Hai, kenalin dulu. Ini si anak Komunikasi, lulusan universitas swasta di Tangerang. Masih muda memang, tapi kadang ada momen self-reflection yang bikin mikir, “Kok bisa secepat ini, ya?”, “Energi darimana, sih? Kok nggak tumbang?” Hahaha. Suwer-duwer, jadi lulusan 3,5 tahun untuk S1 dan 1,5 tahun untuk S2 itu bukan sekadar fast track—ini mah turbo mode.
Semuanya bermula dari obsesi masa SMA yang pengen banget masuk Ilmu Komunikasi. Alasannya?
Pertama, jurusan ini kayak buffet ilmu, bisa belajar apa aja. Nggak terjebak di satu disiplin doang kayak ekonomi, hukum, atau fisika.
Kedua, anak-anak komunikasi katanya selalu update, nggak kudet, dan punya vibe asyik—kata orang, ya, bukan kata saya.
Tapi, realitanya jadi mahasiswa komunikasi itu nggak segampang keliatannya. Memang, orang suka nyelutuk, “Ah, komunikasi mah cuma belajar ngomong.” Yaudah kalau gitu, akan saya ceritakan lika-liku jadi anak Ilmu Komunikasi. Siapkan kamera, bikin proyek bisnis, brainstorming ide kampanye, revisi press release, sampai belajar bikin majalah.
Eh, bukan ya? Hahaha. Kalau gitu, siapkan pikiran yang disiram sama cerita saja, yokz-
Perjalanan Penelitian Tesis si Mahasiswa Komunikasi
Di kampus saya, penelitian komunikasi punya pola yang cukup khas. Analisis wacana, semiotika, dan framing adalah primadona.
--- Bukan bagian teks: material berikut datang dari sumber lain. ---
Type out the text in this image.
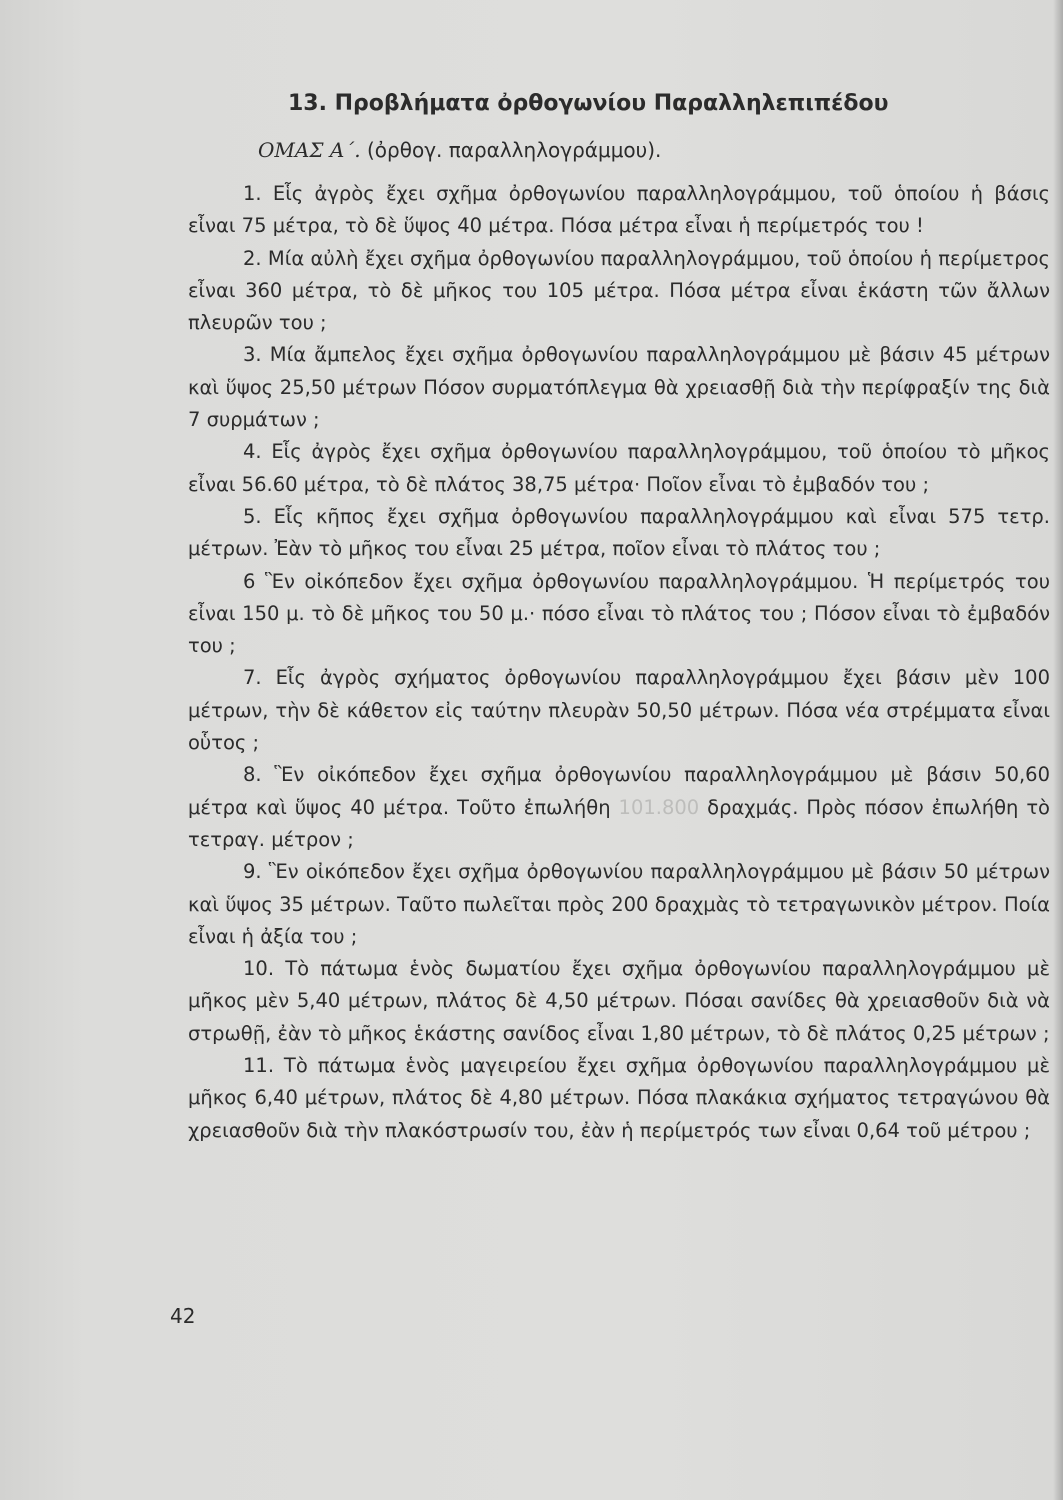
13. Προβλήματα ὀρθογωνίου Παραλληλεπιπέδου
ΟΜΑΣ Α΄. (ὀρθογ. παραλληλογράμμου).

1. Εἷς ἀγρὸς ἔχει σχῆμα ὀρθογωνίου παραλληλογράμμου, τοῦ ὁποίου ἡ βάσις εἶναι 75 μέτρα, τὸ δὲ ὕψος 40 μέτρα. Πόσα μέτρα εἶναι ἡ περίμετρός του !

2. Μία αὐλὴ ἔχει σχῆμα ὀρθογωνίου παραλληλογράμμου, τοῦ ὁποίου ἡ περίμετρος εἶναι 360 μέτρα, τὸ δὲ μῆκος του 105 μέτρα. Πόσα μέτρα εἶναι ἑκάστη τῶν ἄλλων πλευρῶν του ;

3. Μία ἄμπελος ἔχει σχῆμα ὀρθογωνίου παραλληλογράμμου μὲ βάσιν 45 μέτρων καὶ ὕψος 25,50 μέτρων Πόσον συρματόπλεγμα θὰ χρειασθῇ διὰ τὴν περίφραξίν της διὰ 7 συρμάτων ;

4. Εἷς ἀγρὸς ἔχει σχῆμα ὀρθογωνίου παραλληλογράμμου, τοῦ ὁποίου τὸ μῆκος εἶναι 56.60 μέτρα, τὸ δὲ πλάτος 38,75 μέτρα· Ποῖον εἶναι τὸ ἐμβαδόν του ;

5. Εἷς κῆπος ἔχει σχῆμα ὀρθογωνίου παραλληλογράμμου καὶ εἶναι 575 τετρ. μέτρων. Ἐὰν τὸ μῆκος του εἶναι 25 μέτρα, ποῖον εἶναι τὸ πλάτος του ;

6 Ἓν οἰκόπεδον ἔχει σχῆμα ὀρθογωνίου παραλληλογράμμου. Ἡ περίμετρός του εἶναι 150 μ. τὸ δὲ μῆκος του 50 μ.· πόσο εἶναι τὸ πλάτος του ; Πόσον εἶναι τὸ ἐμβαδόν του ;

7. Εἷς ἀγρὸς σχήματος ὀρθογωνίου παραλληλογράμμου ἔχει βάσιν μὲν 100 μέτρων, τὴν δὲ κάθετον εἰς ταύτην πλευρὰν 50,50 μέτρων. Πόσα νέα στρέμματα εἶναι οὗτος ;

8. Ἓν οἰκόπεδον ἔχει σχῆμα ὀρθογωνίου παραλληλογράμμου μὲ βάσιν 50,60 μέτρα καὶ ὕψος 40 μέτρα. Τοῦτο ἐπωλήθη 101.800 δραχμάς. Πρὸς πόσον ἐπωλήθη τὸ τετραγ. μέτρον ;

9. Ἓν οἰκόπεδον ἔχει σχῆμα ὀρθογωνίου παραλληλογράμμου μὲ βάσιν 50 μέτρων καὶ ὕψος 35 μέτρων. Ταῦτο πωλεῖται πρὸς 200 δραχμὰς τὸ τετραγωνικὸν μέτρον. Ποία εἶναι ἡ ἀξία του ;

10. Τὸ πάτωμα ἑνὸς δωματίου ἔχει σχῆμα ὀρθογωνίου παραλληλογράμμου μὲ μῆκος μὲν 5,40 μέτρων, πλάτος δὲ 4,50 μέτρων. Πόσαι σανίδες θὰ χρειασθοῦν διὰ νὰ στρωθῇ, ἐὰν τὸ μῆκος ἑκάστης σανίδος εἶναι 1,80 μέτρων, τὸ δὲ πλάτος 0,25 μέτρων ;

11. Τὸ πάτωμα ἑνὸς μαγειρείου ἔχει σχῆμα ὀρθογωνίου παραλληλογράμμου μὲ μῆκος 6,40 μέτρων, πλάτος δὲ 4,80 μέτρων. Πόσα πλακάκια σχήματος τετραγώνου θὰ χρειασθοῦν διὰ τὴν πλακόστρωσίν του, ἐὰν ἡ περίμετρός των εἶναι 0,64 τοῦ μέτρου ;

42
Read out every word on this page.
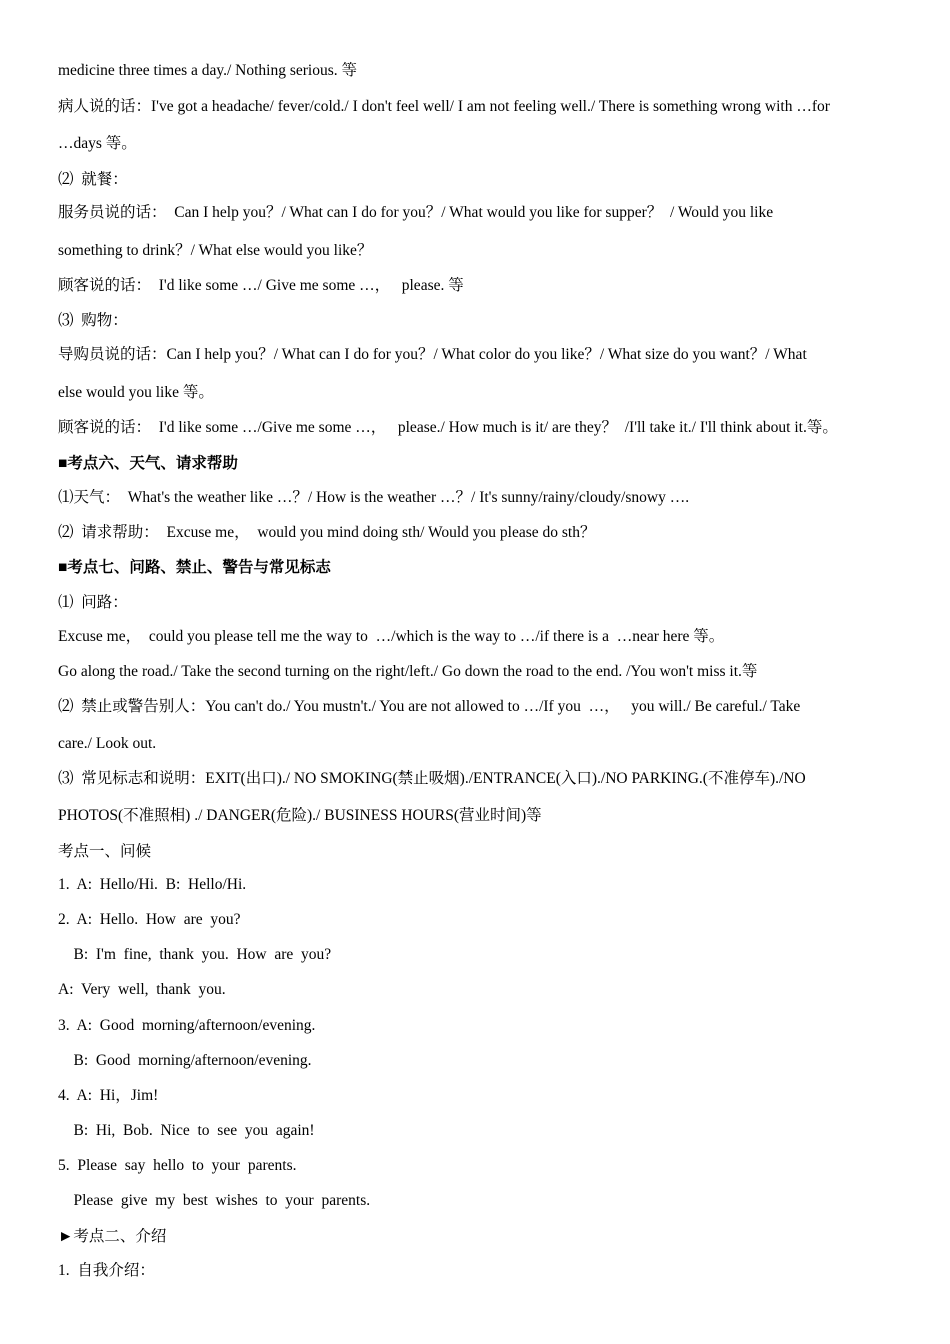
medicine three times a day./ Nothing serious. 等
病人说的话：I've got a headache/ fever/cold./ I don't feel well/ I am not feeling well./ There is something wrong with …for
…days 等。
⑵  就餐：
服务员说的话：  Can I help you？/ What can I do for you？/ What would you like for supper？  / Would you like
something to drink？/ What else would you like？
顾客说的话：  I'd like some …/ Give me some …，   please. 等
⑶  购物：
导购员说的话：Can I help you？/ What can I do for you？/ What color do you like？/ What size do you want？/ What
else would you like 等。
顾客说的话：  I'd like some …/Give me some …，   please./ How much is it/ are they？  /I'll take it./ I'll think about it.等。
■考点六、天气、请求帮助
⑴天气：  What's the weather like …？/ How is the weather …？/ It's sunny/rainy/cloudy/snowy ….
⑵  请求帮助：  Excuse me，  would you mind doing sth/ Would you please do sth？
■考点七、问路、禁止、警告与常见标志
⑴  问路：
Excuse me，  could you please tell me the way to  …/which is the way to …/if there is a  …near here 等。
Go along the road./ Take the second turning on the right/left./ Go down the road to the end. /You won't miss it.等
⑵  禁止或警告别人：You can't do./ You mustn't./ You are not allowed to …/If you  …，   you will./ Be careful./ Take
care./ Look out.
⑶  常见标志和说明：EXIT(出口)./ NO SMOKING(禁止吸烟)./ENTRANCE(入口)./NO PARKING.(不准停车)./NO
PHOTOS(不准照相) ./ DANGER(危险)./ BUSINESS HOURS(营业时间)等
考点一、问候
1.  A:  Hello/Hi.  B:  Hello/Hi.
2.  A:  Hello.  How  are  you?
B:  I'm  fine,  thank  you.  How  are  you?
A:  Very  well,  thank  you.
3.  A:  Good  morning/afternoon/evening.
B:  Good  morning/afternoon/evening.
4.  A:  Hi，Jim!
B:  Hi,  Bob.  Nice  to  see  you  again!
5.  Please  say  hello  to  your  parents.
Please  give  my  best  wishes  to  your  parents.
►考点二、介绍
1.  自我介绍：
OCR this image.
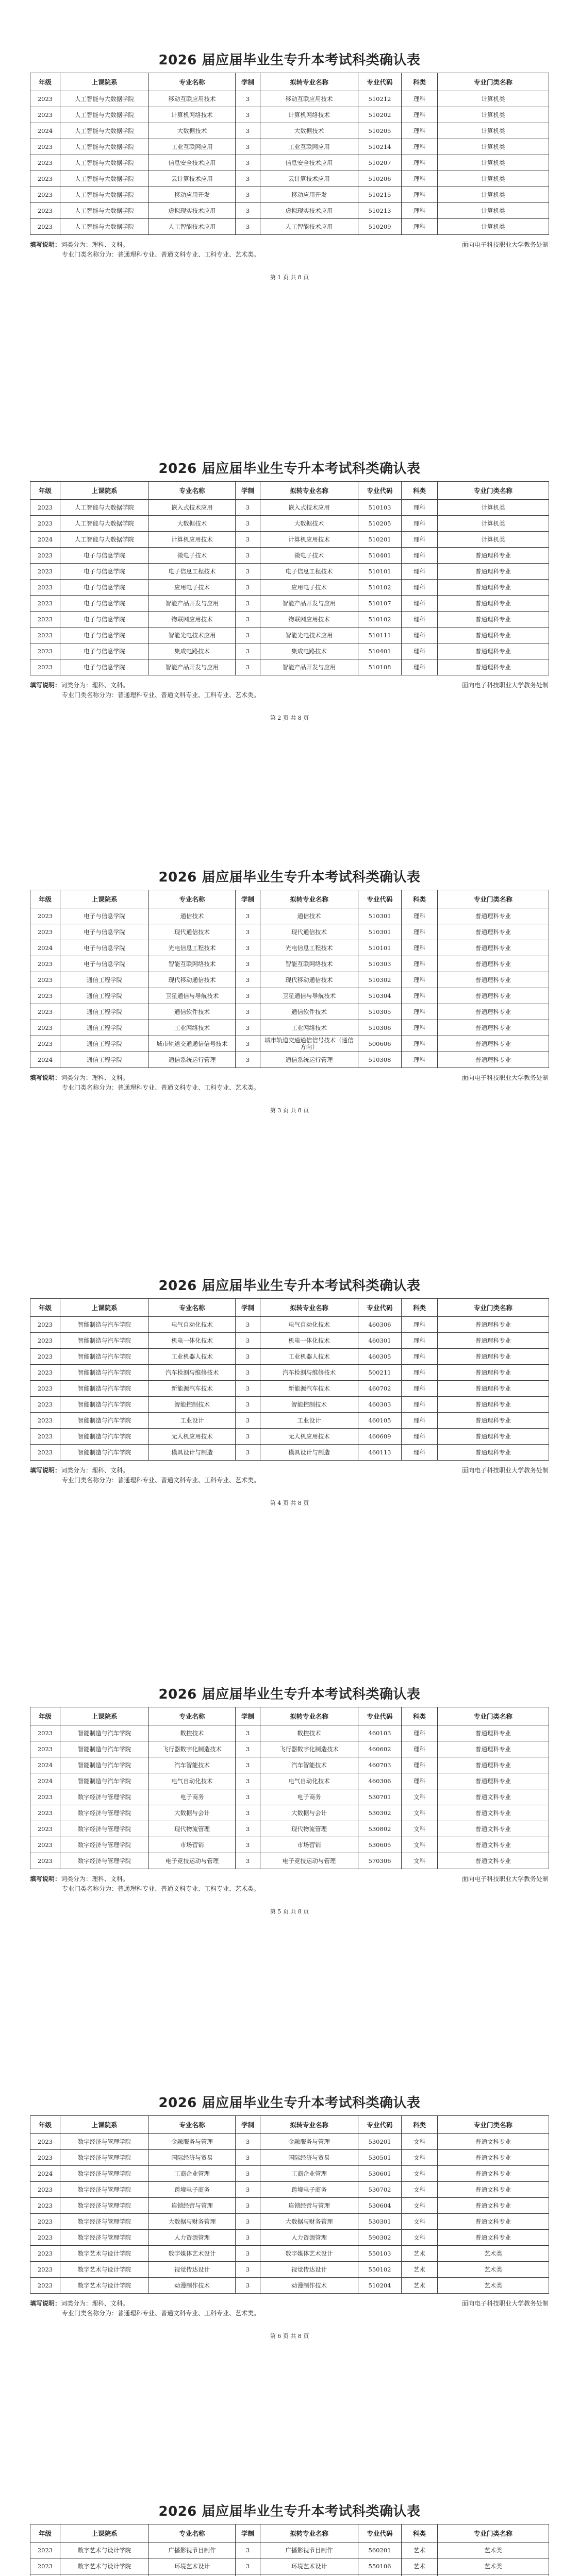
2026 届应届毕业生专升本考试科类确认表
年级	上课院系	专业名称	学制	拟转专业名称	专业代码	科类	专业门类名称
2023	人工智能与大数据学院	移动互联应用技术	3	移动互联应用技术	510212	理科	计算机类
2023	人工智能与大数据学院	计算机网络技术	3	计算机网络技术	510202	理科	计算机类
2024	人工智能与大数据学院	大数据技术	3	大数据技术	510205	理科	计算机类
2023	人工智能与大数据学院	工业互联网应用	3	工业互联网应用	510214	理科	计算机类
2023	人工智能与大数据学院	信息安全技术应用	3	信息安全技术应用	510207	理科	计算机类
2023	人工智能与大数据学院	云计算技术应用	3	云计算技术应用	510206	理科	计算机类
2023	人工智能与大数据学院	移动应用开发	3	移动应用开发	510215	理科	计算机类
2023	人工智能与大数据学院	虚拟现实技术应用	3	虚拟现实技术应用	510213	理科	计算机类
2023	人工智能与大数据学院	人工智能技术应用	3	人工智能技术应用	510209	理科	计算机类
填写说明：词类分为：理科、文科。	面向电子科技职业大学教务处制
专业门类名称分为：普通理科专业、普通文科专业、工科专业、艺术类。
第 1 页 共 8 页
2026 届应届毕业生专升本考试科类确认表
年级	上课院系	专业名称	学制	拟转专业名称	专业代码	科类	专业门类名称
2023	人工智能与大数据学院	嵌入式技术应用	3	嵌入式技术应用	510103	理科	计算机类
2023	人工智能与大数据学院	大数据技术	3	大数据技术	510205	理科	计算机类
2024	人工智能与大数据学院	计算机应用技术	3	计算机应用技术	510201	理科	计算机类
2023	电子与信息学院	微电子技术	3	微电子技术	510401	理科	普通理科专业
2023	电子与信息学院	电子信息工程技术	3	电子信息工程技术	510101	理科	普通理科专业
2023	电子与信息学院	应用电子技术	3	应用电子技术	510102	理科	普通理科专业
2023	电子与信息学院	智能产品开发与应用	3	智能产品开发与应用	510107	理科	普通理科专业
2023	电子与信息学院	物联网应用技术	3	物联网应用技术	510102	理科	普通理科专业
2023	电子与信息学院	智能光电技术应用	3	智能光电技术应用	510111	理科	普通理科专业
2023	电子与信息学院	集成电路技术	3	集成电路技术	510401	理科	普通理科专业
2023	电子与信息学院	智能产品开发与应用	3	智能产品开发与应用	510108	理科	普通理科专业
填写说明：词类分为：理科、文科。	面向电子科技职业大学教务处制
专业门类名称分为：普通理科专业、普通文科专业、工科专业、艺术类。
第 2 页 共 8 页
2026 届应届毕业生专升本考试科类确认表
年级	上课院系	专业名称	学制	拟转专业名称	专业代码	科类	专业门类名称
2023	电子与信息学院	通信技术	3	通信技术	510301	理科	普通理科专业
2023	电子与信息学院	现代通信技术	3	现代通信技术	510301	理科	普通理科专业
2024	电子与信息学院	光电信息工程技术	3	光电信息工程技术	510101	理科	普通理科专业
2023	电子与信息学院	智能互联网络技术	3	智能互联网络技术	510303	理科	普通理科专业
2023	通信工程学院	现代移动通信技术	3	现代移动通信技术	510302	理科	普通理科专业
2023	通信工程学院	卫星通信与导航技术	3	卫星通信与导航技术	510304	理科	普通理科专业
2023	通信工程学院	通信软件技术	3	通信软件技术	510305	理科	普通理科专业
2023	通信工程学院	工业网络技术	3	工业网络技术	510306	理科	普通理科专业
2023	通信工程学院	城市轨道交通通信信号技术	3	城市轨道交通通信信号技术（通信方向）	500606	理科	普通理科专业
2024	通信工程学院	通信系统运行管理	3	通信系统运行管理	510308	理科	普通理科专业
填写说明：词类分为：理科、文科。	面向电子科技职业大学教务处制
专业门类名称分为：普通理科专业、普通文科专业、工科专业、艺术类。
第 3 页 共 8 页
2026 届应届毕业生专升本考试科类确认表
年级	上课院系	专业名称	学制	拟转专业名称	专业代码	科类	专业门类名称
2023	智能制造与汽车学院	电气自动化技术	3	电气自动化技术	460306	理科	普通理科专业
2023	智能制造与汽车学院	机电一体化技术	3	机电一体化技术	460301	理科	普通理科专业
2023	智能制造与汽车学院	工业机器人技术	3	工业机器人技术	460305	理科	普通理科专业
2023	智能制造与汽车学院	汽车检测与维修技术	3	汽车检测与维修技术	500211	理科	普通理科专业
2023	智能制造与汽车学院	新能源汽车技术	3	新能源汽车技术	460702	理科	普通理科专业
2023	智能制造与汽车学院	智能控制技术	3	智能控制技术	460303	理科	普通理科专业
2023	智能制造与汽车学院	工业设计	3	工业设计	460105	理科	普通理科专业
2023	智能制造与汽车学院	无人机应用技术	3	无人机应用技术	460609	理科	普通理科专业
2023	智能制造与汽车学院	模具设计与制造	3	模具设计与制造	460113	理科	普通理科专业
填写说明：词类分为：理科、文科。	面向电子科技职业大学教务处制
专业门类名称分为：普通理科专业、普通文科专业、工科专业、艺术类。
第 4 页 共 8 页
2026 届应届毕业生专升本考试科类确认表
年级	上课院系	专业名称	学制	拟转专业名称	专业代码	科类	专业门类名称
2023	智能制造与汽车学院	数控技术	3	数控技术	460103	理科	普通理科专业
2023	智能制造与汽车学院	飞行器数字化制造技术	3	飞行器数字化制造技术	460602	理科	普通理科专业
2024	智能制造与汽车学院	汽车智能技术	3	汽车智能技术	460703	理科	普通理科专业
2024	智能制造与汽车学院	电气自动化技术	3	电气自动化技术	460306	理科	普通理科专业
2023	数字经济与管理学院	电子商务	3	电子商务	530701	文科	普通文科专业
2023	数字经济与管理学院	大数据与会计	3	大数据与会计	530302	文科	普通文科专业
2023	数字经济与管理学院	现代物流管理	3	现代物流管理	530802	文科	普通文科专业
2023	数字经济与管理学院	市场营销	3	市场营销	530605	文科	普通文科专业
2023	数字经济与管理学院	电子竞技运动与管理	3	电子竞技运动与管理	570306	文科	普通文科专业
填写说明：词类分为：理科、文科。	面向电子科技职业大学教务处制
专业门类名称分为：普通理科专业、普通文科专业、工科专业、艺术类。
第 5 页 共 8 页
2026 届应届毕业生专升本考试科类确认表
年级	上课院系	专业名称	学制	拟转专业名称	专业代码	科类	专业门类名称
2023	数字经济与管理学院	金融服务与管理	3	金融服务与管理	530201	文科	普通文科专业
2023	数字经济与管理学院	国际经济与贸易	3	国际经济与贸易	530501	文科	普通文科专业
2024	数字经济与管理学院	工商企业管理	3	工商企业管理	530601	文科	普通文科专业
2023	数字经济与管理学院	跨境电子商务	3	跨境电子商务	530702	文科	普通文科专业
2023	数字经济与管理学院	连锁经营与管理	3	连锁经营与管理	530604	文科	普通文科专业
2023	数字经济与管理学院	大数据与财务管理	3	大数据与财务管理	530301	文科	普通文科专业
2023	数字经济与管理学院	人力资源管理	3	人力资源管理	590302	文科	普通文科专业
2023	数字艺术与设计学院	数字媒体艺术设计	3	数字媒体艺术设计	550103	艺术	艺术类
2023	数字艺术与设计学院	视觉传达设计	3	视觉传达设计	550102	艺术	艺术类
2023	数字艺术与设计学院	动漫制作技术	3	动漫制作技术	510204	艺术	艺术类
填写说明：词类分为：理科、文科。	面向电子科技职业大学教务处制
专业门类名称分为：普通理科专业、普通文科专业、工科专业、艺术类。
第 6 页 共 8 页
2026 届应届毕业生专升本考试科类确认表
年级	上课院系	专业名称	学制	拟转专业名称	专业代码	科类	专业门类名称
2023	数字艺术与设计学院	广播影视节目制作	3	广播影视节目制作	560201	艺术	艺术类
2023	数字艺术与设计学院	环境艺术设计	3	环境艺术设计	550106	艺术	艺术类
Mahasiswa biasanya ditugaskan menganalisis berita, pidato presiden, atau siniar dengan metode tersebut. Lalu, mereka akan melibatkan pakar untuk mengabsahkan data yang terkumpul. Sederhana? Mungkin. Tapi kalau sudah mulai, sering terasa seperti petualangan tak berujung.